I have explored how to break up my area into subregions so I can run them. I’ve tested several sizes. I’m currently working with hexagon subregions that are 500k sq km in size. This is the largest size I’ve tested and breaks up my study area into 11 subregions.

As I mentioned above, trying to run the entire area at once always fails in step 3, however, it does correctly create a core area distance file. In my testing, I can use that core area distance file in subregion runs to save processing time. It also correctly creates a cost weighted allocation raster and a Euclidian allocation raster. I haven’t figured out how to re-use those in the subregion runs.
· Is there a way to use cwd_alloc_ras created from the failed full run on subset run?
· Is there a way to use euc_alloc_ras created from the failed full run on subset run?
To perform my subregion runs, I buffer each hexagon by 200 km, to try to minimize edge effects.
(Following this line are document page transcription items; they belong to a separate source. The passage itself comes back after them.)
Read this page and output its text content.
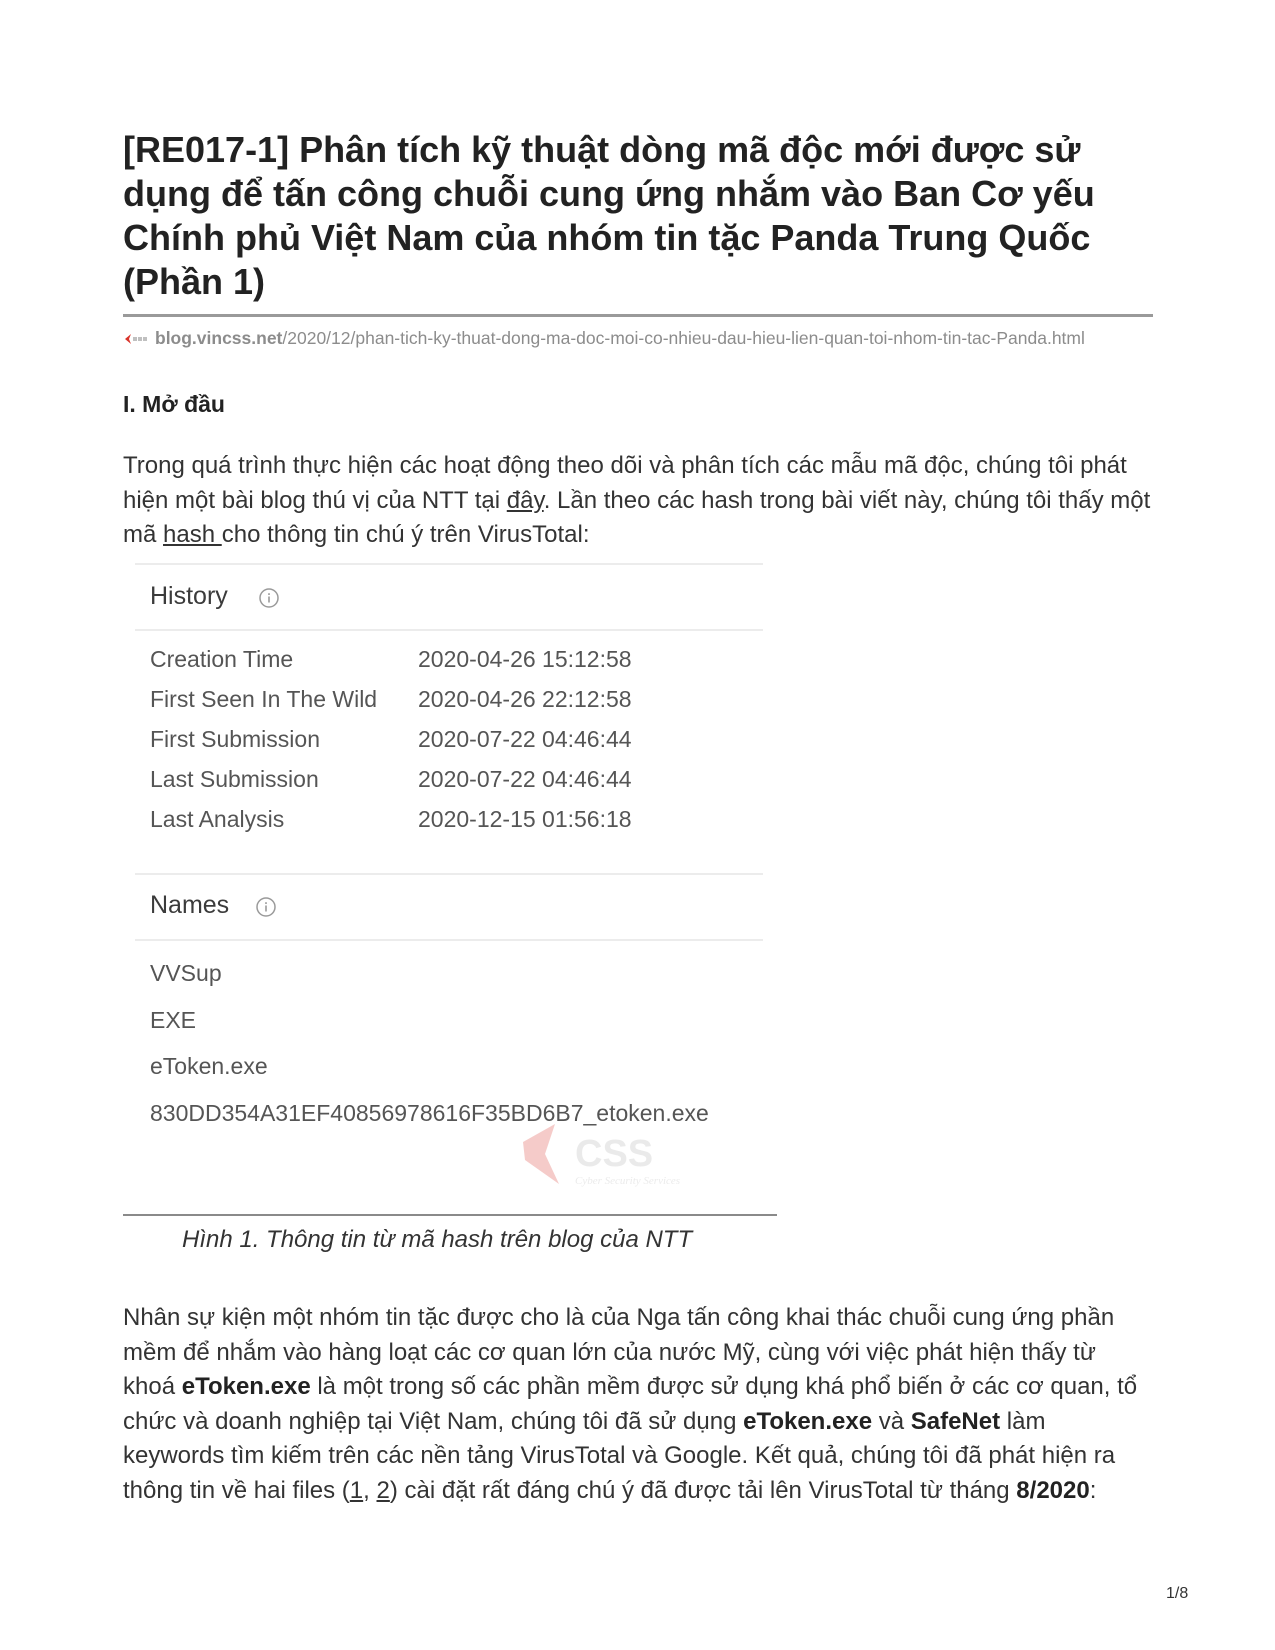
[RE017-1] Phân tích kỹ thuật dòng mã độc mới được sử dụng để tấn công chuỗi cung ứng nhắm vào Ban Cơ yếu Chính phủ Việt Nam của nhóm tin tặc Panda Trung Quốc (Phần 1)
blog.vincss.net/2020/12/phan-tich-ky-thuat-dong-ma-doc-moi-co-nhieu-dau-hieu-lien-quan-toi-nhom-tin-tac-Panda.html
I. Mở đầu

Trong quá trình thực hiện các hoạt động theo dõi và phân tích các mẫu mã độc, chúng tôi phát hiện một bài blog thú vị của NTT tại đây. Lần theo các hash trong bài viết này, chúng tôi thấy một mã hash cho thông tin chú ý trên VirusTotal:

History
Creation Time	2020-04-26 15:12:58
First Seen In The Wild 2020-04-26 22:12:58
First Submission	2020-07-22 04:46:44
Last Submission	2020-07-22 04:46:44
Last Analysis	2020-12-15 01:56:18
Names
VVSup
EXE
eToken.exe
830DD354A31EF40856978616F35BD6B7_etoken.exe
CSS
Cyber Security Services
Hình 1. Thông tin từ mã hash trên blog của NTT

Nhân sự kiện một nhóm tin tặc được cho là của Nga tấn công khai thác chuỗi cung ứng phần mềm để nhắm vào hàng loạt các cơ quan lớn của nước Mỹ, cùng với việc phát hiện thấy từ khoá eToken.exe là một trong số các phần mềm được sử dụng khá phổ biến ở các cơ quan, tổ chức và doanh nghiệp tại Việt Nam, chúng tôi đã sử dụng eToken.exe và SafeNet làm keywords tìm kiếm trên các nền tảng VirusTotal và Google. Kết quả, chúng tôi đã phát hiện ra thông tin về hai files (1, 2) cài đặt rất đáng chú ý đã được tải lên VirusTotal từ tháng 8/2020:

1/8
I then clip the resistance raster to the buffered hexagon and I select hubs that intersect that hexagon to use as inputs in my subregion linkage mapper runs. I started by using the full resistance raster in the subregion runs. Sometimes I can use the full resistance raster and the hubs that intersect a hexagon and it works, but it seems like this was related to more crashing. Lately I’ve just been using the clipped resistance raster to try to narrow down what is causing crashes and I seem to be getting less crashing.
My goal was to run each of the buffered subregions using the following settings:

I’m using the bounding circles buffer distance to try to save hard drive space and processing time. Sometimes it crashes when I use the bounding circles buffer distance though. Sometimes it runs and sometimes it doesn’t. There are some hexagons that I have only been able to run if I leave the bounding circles buffer distance blank. I also played around with using a maximum Euclidian corridor distance of 200k meters, but sometimes those crashed. I figured I’d leave that blank for this testing because I can always go back in and remove longer corridors later. But then also sometimes it crashes even when I leave the bounding circles buffer distance blank too. I’ve had a hard time telling the difference between when ArcPro just crashes because ESRI gonna ESRI and when it is crashing because I’ve used a value in these fields that it doesn’t like.
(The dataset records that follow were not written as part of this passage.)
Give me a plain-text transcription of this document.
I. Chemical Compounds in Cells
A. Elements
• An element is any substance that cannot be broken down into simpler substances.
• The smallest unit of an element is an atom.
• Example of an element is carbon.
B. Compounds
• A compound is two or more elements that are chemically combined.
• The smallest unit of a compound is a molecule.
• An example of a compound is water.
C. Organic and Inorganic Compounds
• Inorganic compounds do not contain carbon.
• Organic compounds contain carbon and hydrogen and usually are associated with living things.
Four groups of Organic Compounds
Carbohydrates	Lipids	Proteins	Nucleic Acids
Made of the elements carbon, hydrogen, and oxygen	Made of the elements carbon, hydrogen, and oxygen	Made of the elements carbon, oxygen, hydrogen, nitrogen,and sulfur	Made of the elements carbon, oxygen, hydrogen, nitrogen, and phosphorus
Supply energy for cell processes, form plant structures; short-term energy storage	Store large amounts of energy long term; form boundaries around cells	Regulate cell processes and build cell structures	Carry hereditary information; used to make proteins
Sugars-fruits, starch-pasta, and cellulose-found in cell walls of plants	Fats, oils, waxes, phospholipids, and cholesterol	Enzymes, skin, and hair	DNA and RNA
I managed to get all my buffered hexagons to run now! And
when I clipped the corridor outputs back down to the original hexagon and merged
them all together, I’m not seeing any big edge effects. Woot Woot!
I’m curious what you think about these methods of splitting
the area into subregions and buffering them. Have you done something like this
before?
Do you have any tips or tricks for breaking up a large area to get it to run, limit edge effects, and minimize processing time?